Senate debates

Monday, 27 March 2023

Bills

National Reconstruction Fund Corporation Bill 2023; Second Reading

1:03 pm

Photo of David ShoebridgeDavid Shoebridge (NSW, Australian Greens) Share this | Hansard source

Thank you! I choked on the word 'Liberal'—in the Australian context, Paul—that's all! Through years of a neo-liberal economic policy agenda of tearing down every protection for local manufacturing, of handing it over to the brutality and the lack of love of the global market, we have literally destroyed our self-sufficient manufacturing base, to become an almost entirely fossil-fuel-reliant economy based on extraction. It's those industries of extraction that keep coming here and trying to derail national policy. That's why we need this key investment, to step back some of those aggressive attacks on Australian manufacturing that have been designed, really, to destroy manufacturing at the expense of a few extractive industries. That's why we need this investment through the National Reconstruction Fund.

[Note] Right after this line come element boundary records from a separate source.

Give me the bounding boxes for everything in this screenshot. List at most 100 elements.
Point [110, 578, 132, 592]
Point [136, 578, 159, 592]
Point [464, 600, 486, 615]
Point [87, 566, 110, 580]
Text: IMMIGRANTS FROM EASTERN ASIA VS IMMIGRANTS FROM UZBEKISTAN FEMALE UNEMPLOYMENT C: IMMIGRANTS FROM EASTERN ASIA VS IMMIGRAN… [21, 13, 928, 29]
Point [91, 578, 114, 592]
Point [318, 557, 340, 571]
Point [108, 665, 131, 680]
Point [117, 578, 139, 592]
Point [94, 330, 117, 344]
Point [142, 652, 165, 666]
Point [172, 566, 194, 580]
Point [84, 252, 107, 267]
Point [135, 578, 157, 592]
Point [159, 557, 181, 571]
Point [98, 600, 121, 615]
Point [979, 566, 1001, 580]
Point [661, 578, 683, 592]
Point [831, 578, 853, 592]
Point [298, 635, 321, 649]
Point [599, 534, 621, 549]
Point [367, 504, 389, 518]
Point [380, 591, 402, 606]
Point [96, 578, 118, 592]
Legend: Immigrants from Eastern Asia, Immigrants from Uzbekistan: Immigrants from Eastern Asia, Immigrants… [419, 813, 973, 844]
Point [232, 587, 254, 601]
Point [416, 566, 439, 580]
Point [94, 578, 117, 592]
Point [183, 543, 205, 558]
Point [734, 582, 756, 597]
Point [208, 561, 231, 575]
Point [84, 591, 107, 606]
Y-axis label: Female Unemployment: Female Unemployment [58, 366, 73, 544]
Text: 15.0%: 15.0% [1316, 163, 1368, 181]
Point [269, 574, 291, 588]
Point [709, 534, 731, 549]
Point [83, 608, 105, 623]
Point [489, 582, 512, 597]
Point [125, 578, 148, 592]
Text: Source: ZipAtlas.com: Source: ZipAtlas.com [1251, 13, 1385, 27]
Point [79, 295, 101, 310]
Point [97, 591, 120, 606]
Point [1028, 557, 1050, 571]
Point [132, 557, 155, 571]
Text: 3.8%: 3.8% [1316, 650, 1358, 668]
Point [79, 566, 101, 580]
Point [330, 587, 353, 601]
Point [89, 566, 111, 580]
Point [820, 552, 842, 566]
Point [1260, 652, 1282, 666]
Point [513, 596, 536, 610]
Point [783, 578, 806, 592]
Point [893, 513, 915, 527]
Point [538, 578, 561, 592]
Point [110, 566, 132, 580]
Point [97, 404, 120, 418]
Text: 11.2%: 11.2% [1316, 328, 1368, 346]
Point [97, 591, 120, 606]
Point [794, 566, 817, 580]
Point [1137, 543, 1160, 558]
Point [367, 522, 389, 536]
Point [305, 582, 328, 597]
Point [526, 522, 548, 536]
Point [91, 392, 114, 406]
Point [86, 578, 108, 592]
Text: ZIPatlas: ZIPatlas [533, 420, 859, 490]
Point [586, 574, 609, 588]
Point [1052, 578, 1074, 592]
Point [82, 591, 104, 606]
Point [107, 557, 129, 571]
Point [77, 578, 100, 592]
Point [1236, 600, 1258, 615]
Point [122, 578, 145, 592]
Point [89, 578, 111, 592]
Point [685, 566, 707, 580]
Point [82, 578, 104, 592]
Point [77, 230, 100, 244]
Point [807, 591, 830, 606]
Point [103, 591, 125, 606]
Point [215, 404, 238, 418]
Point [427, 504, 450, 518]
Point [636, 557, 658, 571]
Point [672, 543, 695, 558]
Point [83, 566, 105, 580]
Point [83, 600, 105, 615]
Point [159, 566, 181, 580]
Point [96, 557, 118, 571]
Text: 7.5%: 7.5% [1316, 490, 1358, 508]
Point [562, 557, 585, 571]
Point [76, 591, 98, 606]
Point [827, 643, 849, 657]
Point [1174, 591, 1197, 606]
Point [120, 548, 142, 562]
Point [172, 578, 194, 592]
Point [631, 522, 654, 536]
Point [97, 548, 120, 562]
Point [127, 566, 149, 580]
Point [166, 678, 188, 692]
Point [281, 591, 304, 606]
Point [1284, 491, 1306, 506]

What we saw from the coalition was literally the squandering of the mining boom—and we saw it partly from Labor, too—from the massive increase in offshore gas and the massive increase in revenues being generated by multinationals. Both the coalition and Labor have joined together to prevent there being a fair share of tax revenue being put into things like the National Reconstruction Fund to build our future. Tax concessions for big gas, tax concessions for big coal—that has been a joint ticket from the coalition and Labor over the last decade and a half. Hopefully, we are going to see some of that being turned around, because that has meant that the mining boom has literally been squandered. It hasn't translated into a sophisticated economy that is capable of handling the shocks that our economy will face in the future. That's why we have to have this spending to rebuild our industrial base.

I do also want to commend the second reading amendment moved by my colleague Senator Whish-Wilson talking about a circular economy. Building that into our planning is a critical way forward. With those comments I commend the amended bill to the Senate.